Wrzuciłem zdjęcia z urlopu.

Trasa: Mołdawia z północy na południe (Czerniowce-Gałacz).

Kilka luźnych uwag :-)
- wyjazd pod patronatem honorowym Małżonki :-)   <3
- byłem 9 lat temu; w coraz mniejszym stopniu skansen. Weszły markeciki i stacje benzynowe z klimą i "kawiarniami". Ale nadal inny świat. W znaczeniu - kosmos. Ciężko wyłumaczyć.
- złożenie roweru w 10 minut, z odpowiednią oprawą sceniczną i komentarzem własnym = rispekt wśród rumuńskich kolejarzy = jazda osobówką Gałacz Maraseszti w "szoferce" :-)
- warto tam pojechać. Można zobaczyć miejsca, w których ludzie są dumni z pomnika Tiereszkowej w parku i pamiętają o swoich kolegach, którzy zginęli w Afganistanie i Czarnobylu. U nas czegoś takiego sobie raczej nie wyobrażam.
- tekst wyjazdu: ty jest' w Mołdawjiu, gawari na małdawskij ;-)
- jeśli ktoś reflektuje to jest oferta pracy: zatrudnię pasterza do kóz, wynagrodzenie 3000 lei miesięcznie, kozy dojone dojarką, tel. 068246602 069341336 (okolice Nisporeni)
- jednak rumuńskie pociągi nocne to klasa sama w sobie - ktoś śpiewa piosenki ludowe, babcie w chustach itd.; akurat nie było bandy młodzieży grającej w karty i jedzącej słonecznika. Pewnie tej nocy jechali do Sygietu ;-).
- człowiek to jednak zmiękł. Odzwyczaiłem się od podjazdów w 30-35 stopniowe upały i powrotów trwających 40 godzin  :icon_twisted:
- ostatnie 2 dni przebiegły pod hasłem skrzyżowań ostatniej szansy (żeby skrócić trasę i wyrobić się na pociąg). Ostatecznie przejechałem trasę w wariancie maksi. Ciężko to wytłumaczyć.
- jak się poszuka, to można jeszcze znaleźć porządnych pograniczników. Którzy przeprowadzą kontrolę celną wyjazdową ;-)  i każą wywalać apteczkę pytając które leki są na co. Ale to rzadko, niestety coraz mniej osób trzyma te standardy.
- w Gagauzji wszystkie miejscowości mają ulicę (czasami jedyną) Lenina. Wyobrażam sobie, że mogą mieć takie specjalne koperty na listy, z częściowo wydrukowanym adresem. Do uzupełnienia tylko miejscowość i numer ulicy.
- przejście mołdawsko-ukraińskie na północ od Kilia jest wyłącznie lokalne. Wiąże się z tym ciekawa historia o tym jak ledwo zdążyłem na pociąg.

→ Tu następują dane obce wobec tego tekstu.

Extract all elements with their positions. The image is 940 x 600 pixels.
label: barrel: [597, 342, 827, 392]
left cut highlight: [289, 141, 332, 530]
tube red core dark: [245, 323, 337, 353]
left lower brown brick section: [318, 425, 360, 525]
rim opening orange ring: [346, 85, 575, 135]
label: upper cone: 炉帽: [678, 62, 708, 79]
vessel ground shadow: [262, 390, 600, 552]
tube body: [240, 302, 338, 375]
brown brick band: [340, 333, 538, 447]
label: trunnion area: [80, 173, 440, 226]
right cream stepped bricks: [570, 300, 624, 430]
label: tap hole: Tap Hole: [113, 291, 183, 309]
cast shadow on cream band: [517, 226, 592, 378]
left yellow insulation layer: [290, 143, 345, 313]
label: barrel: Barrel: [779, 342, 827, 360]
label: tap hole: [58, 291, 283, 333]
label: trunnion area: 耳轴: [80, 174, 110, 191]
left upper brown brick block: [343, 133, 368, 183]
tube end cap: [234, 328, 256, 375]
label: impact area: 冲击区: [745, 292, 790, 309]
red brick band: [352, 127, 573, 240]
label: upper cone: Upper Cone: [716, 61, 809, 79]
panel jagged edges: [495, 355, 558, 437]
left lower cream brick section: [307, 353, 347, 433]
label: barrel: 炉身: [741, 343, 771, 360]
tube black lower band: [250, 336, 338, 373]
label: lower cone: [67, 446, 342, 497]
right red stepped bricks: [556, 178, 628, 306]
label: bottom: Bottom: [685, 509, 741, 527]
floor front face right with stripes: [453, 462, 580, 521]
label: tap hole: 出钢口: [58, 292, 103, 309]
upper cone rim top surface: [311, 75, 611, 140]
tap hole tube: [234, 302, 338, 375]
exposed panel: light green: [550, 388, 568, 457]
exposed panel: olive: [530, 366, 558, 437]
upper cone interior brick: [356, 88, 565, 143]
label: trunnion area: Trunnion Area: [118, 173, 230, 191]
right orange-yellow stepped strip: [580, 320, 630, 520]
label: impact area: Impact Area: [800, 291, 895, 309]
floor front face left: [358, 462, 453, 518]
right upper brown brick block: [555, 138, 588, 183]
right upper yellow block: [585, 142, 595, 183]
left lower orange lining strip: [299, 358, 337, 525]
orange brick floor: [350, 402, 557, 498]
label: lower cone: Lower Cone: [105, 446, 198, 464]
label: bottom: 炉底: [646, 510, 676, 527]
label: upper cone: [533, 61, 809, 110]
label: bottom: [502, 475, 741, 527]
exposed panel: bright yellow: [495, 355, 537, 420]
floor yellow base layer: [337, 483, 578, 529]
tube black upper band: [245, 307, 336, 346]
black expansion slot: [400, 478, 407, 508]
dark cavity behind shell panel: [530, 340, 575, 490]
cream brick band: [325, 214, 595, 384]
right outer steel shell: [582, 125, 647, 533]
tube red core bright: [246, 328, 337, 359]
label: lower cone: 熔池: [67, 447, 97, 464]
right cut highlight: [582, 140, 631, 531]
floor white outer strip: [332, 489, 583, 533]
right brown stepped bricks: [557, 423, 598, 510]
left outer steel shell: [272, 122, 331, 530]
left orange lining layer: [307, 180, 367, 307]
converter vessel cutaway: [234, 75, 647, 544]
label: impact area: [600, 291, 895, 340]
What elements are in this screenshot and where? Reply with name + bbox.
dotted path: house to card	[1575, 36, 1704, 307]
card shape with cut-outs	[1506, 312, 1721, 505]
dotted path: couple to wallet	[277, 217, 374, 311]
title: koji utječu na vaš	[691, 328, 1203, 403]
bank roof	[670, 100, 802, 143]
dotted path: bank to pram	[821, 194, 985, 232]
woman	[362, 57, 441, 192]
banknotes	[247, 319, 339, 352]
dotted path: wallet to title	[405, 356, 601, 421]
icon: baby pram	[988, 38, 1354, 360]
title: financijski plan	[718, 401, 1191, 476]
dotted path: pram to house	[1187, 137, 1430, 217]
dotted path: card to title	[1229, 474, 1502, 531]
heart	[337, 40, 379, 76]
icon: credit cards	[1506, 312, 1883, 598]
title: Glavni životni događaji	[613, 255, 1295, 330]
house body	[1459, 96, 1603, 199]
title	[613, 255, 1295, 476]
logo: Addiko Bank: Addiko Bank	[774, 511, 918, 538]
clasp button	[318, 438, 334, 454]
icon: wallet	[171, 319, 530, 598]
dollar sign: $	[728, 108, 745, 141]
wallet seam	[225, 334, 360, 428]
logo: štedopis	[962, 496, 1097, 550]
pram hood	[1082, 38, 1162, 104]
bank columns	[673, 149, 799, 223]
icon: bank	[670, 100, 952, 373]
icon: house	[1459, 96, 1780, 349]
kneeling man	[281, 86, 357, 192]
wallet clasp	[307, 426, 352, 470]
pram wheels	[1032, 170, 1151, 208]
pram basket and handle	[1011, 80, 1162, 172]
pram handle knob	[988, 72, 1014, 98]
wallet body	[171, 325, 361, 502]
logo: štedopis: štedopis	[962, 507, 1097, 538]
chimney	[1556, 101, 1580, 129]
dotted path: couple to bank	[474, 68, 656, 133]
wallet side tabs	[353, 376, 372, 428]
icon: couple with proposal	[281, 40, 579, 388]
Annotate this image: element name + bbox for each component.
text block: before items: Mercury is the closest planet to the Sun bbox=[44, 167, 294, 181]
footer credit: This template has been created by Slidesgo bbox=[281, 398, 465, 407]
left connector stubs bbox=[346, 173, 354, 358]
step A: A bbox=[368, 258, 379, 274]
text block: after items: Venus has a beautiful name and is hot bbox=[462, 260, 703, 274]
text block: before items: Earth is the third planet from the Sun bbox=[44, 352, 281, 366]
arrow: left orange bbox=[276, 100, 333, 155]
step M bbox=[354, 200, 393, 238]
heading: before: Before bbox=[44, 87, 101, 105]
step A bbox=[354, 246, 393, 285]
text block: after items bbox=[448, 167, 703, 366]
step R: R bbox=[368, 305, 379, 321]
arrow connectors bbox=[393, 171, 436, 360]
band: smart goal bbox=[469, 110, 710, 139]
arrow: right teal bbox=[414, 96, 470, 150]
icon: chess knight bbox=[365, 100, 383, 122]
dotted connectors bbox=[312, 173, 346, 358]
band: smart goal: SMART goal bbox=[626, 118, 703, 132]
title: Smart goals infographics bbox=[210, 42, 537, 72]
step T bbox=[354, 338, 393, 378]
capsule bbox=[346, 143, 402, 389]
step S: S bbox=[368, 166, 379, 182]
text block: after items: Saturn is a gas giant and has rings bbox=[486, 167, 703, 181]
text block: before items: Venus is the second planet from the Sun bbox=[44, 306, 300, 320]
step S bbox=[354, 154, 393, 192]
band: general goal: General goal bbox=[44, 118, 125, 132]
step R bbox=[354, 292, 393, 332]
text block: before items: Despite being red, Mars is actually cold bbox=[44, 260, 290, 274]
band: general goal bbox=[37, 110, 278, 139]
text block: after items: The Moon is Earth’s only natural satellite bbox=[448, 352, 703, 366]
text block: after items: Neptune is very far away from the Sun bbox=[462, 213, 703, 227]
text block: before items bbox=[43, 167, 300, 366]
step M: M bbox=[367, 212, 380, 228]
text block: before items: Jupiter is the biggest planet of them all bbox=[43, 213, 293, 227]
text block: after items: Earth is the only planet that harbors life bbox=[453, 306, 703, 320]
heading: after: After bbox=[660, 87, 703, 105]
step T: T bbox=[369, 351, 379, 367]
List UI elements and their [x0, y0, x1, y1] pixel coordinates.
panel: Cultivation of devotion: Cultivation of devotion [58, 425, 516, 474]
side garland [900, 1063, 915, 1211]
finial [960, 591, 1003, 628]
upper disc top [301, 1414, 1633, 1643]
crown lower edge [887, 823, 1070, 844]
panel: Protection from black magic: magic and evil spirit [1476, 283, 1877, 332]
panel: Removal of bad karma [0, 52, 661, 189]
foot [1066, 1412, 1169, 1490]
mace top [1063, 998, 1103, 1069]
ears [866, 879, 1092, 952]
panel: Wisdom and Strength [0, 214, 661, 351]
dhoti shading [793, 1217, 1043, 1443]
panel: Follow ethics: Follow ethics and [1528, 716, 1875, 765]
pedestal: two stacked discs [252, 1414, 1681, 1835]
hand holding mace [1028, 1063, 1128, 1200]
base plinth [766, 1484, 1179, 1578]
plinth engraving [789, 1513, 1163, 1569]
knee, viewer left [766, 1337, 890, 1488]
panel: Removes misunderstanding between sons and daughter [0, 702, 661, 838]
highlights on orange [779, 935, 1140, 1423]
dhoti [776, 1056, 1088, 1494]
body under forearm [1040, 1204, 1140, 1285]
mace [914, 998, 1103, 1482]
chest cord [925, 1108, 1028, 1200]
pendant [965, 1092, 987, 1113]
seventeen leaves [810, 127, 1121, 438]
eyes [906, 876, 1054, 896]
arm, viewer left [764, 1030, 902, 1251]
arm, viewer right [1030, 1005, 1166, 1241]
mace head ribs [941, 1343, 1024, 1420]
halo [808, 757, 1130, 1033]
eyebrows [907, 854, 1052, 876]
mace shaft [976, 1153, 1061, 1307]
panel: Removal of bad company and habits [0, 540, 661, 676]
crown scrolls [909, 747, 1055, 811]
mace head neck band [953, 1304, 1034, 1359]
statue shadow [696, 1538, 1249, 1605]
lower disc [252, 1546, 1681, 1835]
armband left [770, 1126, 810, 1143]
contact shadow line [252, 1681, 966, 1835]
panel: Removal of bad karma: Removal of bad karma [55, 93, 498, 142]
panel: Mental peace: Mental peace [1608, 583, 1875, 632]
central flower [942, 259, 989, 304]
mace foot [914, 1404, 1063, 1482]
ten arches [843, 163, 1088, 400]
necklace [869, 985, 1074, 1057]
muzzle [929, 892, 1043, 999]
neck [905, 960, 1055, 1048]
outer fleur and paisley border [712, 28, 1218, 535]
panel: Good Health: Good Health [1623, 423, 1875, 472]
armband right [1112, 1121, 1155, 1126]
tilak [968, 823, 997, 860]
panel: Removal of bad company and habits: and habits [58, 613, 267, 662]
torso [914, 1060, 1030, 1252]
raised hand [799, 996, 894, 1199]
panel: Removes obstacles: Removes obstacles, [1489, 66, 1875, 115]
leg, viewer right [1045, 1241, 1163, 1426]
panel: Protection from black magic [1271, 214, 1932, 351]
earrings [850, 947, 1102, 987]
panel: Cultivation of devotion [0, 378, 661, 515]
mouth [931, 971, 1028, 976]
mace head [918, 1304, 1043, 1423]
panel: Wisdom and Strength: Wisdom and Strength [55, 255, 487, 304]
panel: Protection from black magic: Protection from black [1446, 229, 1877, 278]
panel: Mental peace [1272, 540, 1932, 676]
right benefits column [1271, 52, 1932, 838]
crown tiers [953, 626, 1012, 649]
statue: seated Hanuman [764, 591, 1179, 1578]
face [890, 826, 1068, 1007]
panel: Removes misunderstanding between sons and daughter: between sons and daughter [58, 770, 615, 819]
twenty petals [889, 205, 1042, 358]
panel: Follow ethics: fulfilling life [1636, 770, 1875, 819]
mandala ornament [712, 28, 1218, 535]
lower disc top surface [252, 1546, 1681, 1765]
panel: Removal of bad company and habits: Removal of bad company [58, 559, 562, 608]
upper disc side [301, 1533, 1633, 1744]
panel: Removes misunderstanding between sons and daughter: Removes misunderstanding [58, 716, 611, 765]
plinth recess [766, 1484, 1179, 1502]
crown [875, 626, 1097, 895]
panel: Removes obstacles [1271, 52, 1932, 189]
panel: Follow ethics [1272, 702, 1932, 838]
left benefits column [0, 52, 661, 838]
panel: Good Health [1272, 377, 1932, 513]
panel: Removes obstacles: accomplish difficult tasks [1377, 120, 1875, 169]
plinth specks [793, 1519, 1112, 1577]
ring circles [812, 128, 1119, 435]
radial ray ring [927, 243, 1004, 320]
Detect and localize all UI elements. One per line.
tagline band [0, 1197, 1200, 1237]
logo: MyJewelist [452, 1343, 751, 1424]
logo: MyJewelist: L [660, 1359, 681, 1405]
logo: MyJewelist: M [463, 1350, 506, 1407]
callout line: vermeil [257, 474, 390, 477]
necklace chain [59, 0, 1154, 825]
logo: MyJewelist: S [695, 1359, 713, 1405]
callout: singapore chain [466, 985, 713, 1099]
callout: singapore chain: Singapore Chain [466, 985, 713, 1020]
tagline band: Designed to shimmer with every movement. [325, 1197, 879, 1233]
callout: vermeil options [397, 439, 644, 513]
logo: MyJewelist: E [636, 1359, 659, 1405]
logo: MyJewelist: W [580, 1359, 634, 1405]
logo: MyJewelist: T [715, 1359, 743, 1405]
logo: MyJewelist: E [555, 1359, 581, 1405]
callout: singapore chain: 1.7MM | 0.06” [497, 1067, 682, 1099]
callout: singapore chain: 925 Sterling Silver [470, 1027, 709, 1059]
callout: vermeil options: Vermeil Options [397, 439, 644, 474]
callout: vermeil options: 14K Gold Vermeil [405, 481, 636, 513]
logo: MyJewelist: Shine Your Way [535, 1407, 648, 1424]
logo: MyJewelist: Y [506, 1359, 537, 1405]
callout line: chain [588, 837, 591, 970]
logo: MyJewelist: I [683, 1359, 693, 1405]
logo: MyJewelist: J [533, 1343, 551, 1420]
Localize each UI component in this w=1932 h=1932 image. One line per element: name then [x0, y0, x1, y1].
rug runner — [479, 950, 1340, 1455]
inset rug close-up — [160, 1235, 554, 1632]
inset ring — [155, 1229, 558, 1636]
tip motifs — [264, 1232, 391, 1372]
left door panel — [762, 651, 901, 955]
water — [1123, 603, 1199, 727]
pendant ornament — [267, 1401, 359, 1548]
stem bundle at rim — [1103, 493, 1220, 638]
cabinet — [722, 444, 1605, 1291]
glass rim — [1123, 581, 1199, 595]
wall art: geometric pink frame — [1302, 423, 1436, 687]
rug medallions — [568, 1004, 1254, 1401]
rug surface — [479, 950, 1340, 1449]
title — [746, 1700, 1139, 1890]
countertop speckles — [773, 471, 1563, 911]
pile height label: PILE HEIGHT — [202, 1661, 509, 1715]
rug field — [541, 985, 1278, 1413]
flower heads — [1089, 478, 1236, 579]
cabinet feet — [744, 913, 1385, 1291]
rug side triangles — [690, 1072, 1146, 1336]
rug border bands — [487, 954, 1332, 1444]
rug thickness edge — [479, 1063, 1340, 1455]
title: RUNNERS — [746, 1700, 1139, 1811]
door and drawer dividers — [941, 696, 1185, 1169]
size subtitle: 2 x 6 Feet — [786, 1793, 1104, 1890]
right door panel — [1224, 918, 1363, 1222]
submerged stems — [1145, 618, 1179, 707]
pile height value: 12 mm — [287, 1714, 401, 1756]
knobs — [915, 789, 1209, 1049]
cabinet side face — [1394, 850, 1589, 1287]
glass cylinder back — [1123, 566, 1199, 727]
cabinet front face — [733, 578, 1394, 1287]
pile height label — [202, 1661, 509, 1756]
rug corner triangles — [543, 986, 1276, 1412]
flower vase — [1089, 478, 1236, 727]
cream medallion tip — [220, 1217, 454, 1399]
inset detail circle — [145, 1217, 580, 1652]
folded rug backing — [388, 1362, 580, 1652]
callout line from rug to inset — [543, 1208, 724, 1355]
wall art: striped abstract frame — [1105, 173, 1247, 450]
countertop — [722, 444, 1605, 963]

Zdjęcia są tu: https://www.flickr.com/photos/140661507@N08/albums/72157685641662766/with/35268268560/

Do tego ta muzyka???
https://goo.gl/WWj2Cg

zapraszam,
Szymek


« Ostatnia zmiana: 2 Lip 2017, 10:37 szymonowski »

Offline Mężczyzna A|ex

  • #GravelFun
  • Wiadomości: 834
  • Miasto: Bydgoszcz
  • Na forum od: 23.09.2013
    • Dziennik Rowerowy
Odp: Mołdawia 9 lat później.
« 1 Lip 2017, 23:30 »
Jak zawsze świetne kadry.
Dzięki, bardzo to inspirujące.
#Steel is Real

Offline Mężczyzna dudi

  • Administrator
  • Wiadomości: 3422
  • Miasto: Wrocław
  • Na forum od: 11.05.2009
Odp: Mołdawia 9 lat później.
« 2 Lip 2017, 11:35 »
Wow, moja kochana Mołdawia! Zabieram się za oglądanie :) byliśmy z małżonką w grudniu, ale samochodem, nie wiem czy bym trzeci raz rowerem zdecydował się na te pagórki w takim upale ;)

ps. masz może zapisany ślad trasy?
« Ostatnia zmiana: 2 Lip 2017, 11:56 dudi »

Offline Kobieta Werrona

  • Wiadomości: 150
  • Miasto: Żyrardów
  • Na forum od: 01.04.2014
    • Wrona bez ogona
Odp: Mołdawia 9 lat później.
« 2 Lip 2017, 13:02 »
Piękne zdjecia.Bardzo inspirujące do podróży!

Offline EASYRIDER77

  • Wiadomości: 4847
  • Miasto: INOWROCŁAW
  • Na forum od: 27.07.2010
Odp: Mołdawia 9 lat później.
« 3 Lip 2017, 09:13 »
w specyficznym nastroju...
ale podoba mi się to.

Offline PABLO

  • Wiadomości: 3717
  • Miasto: Warszawa
  • Na forum od: 25.03.2011
    • http://www.klub-karpacki.org
Odp: Mołdawia 9 lat później.
« 3 Lip 2017, 10:51 »
post usunięty
« Ostatnia zmiana: 24 Wrz 2017, 21:09 PABLO »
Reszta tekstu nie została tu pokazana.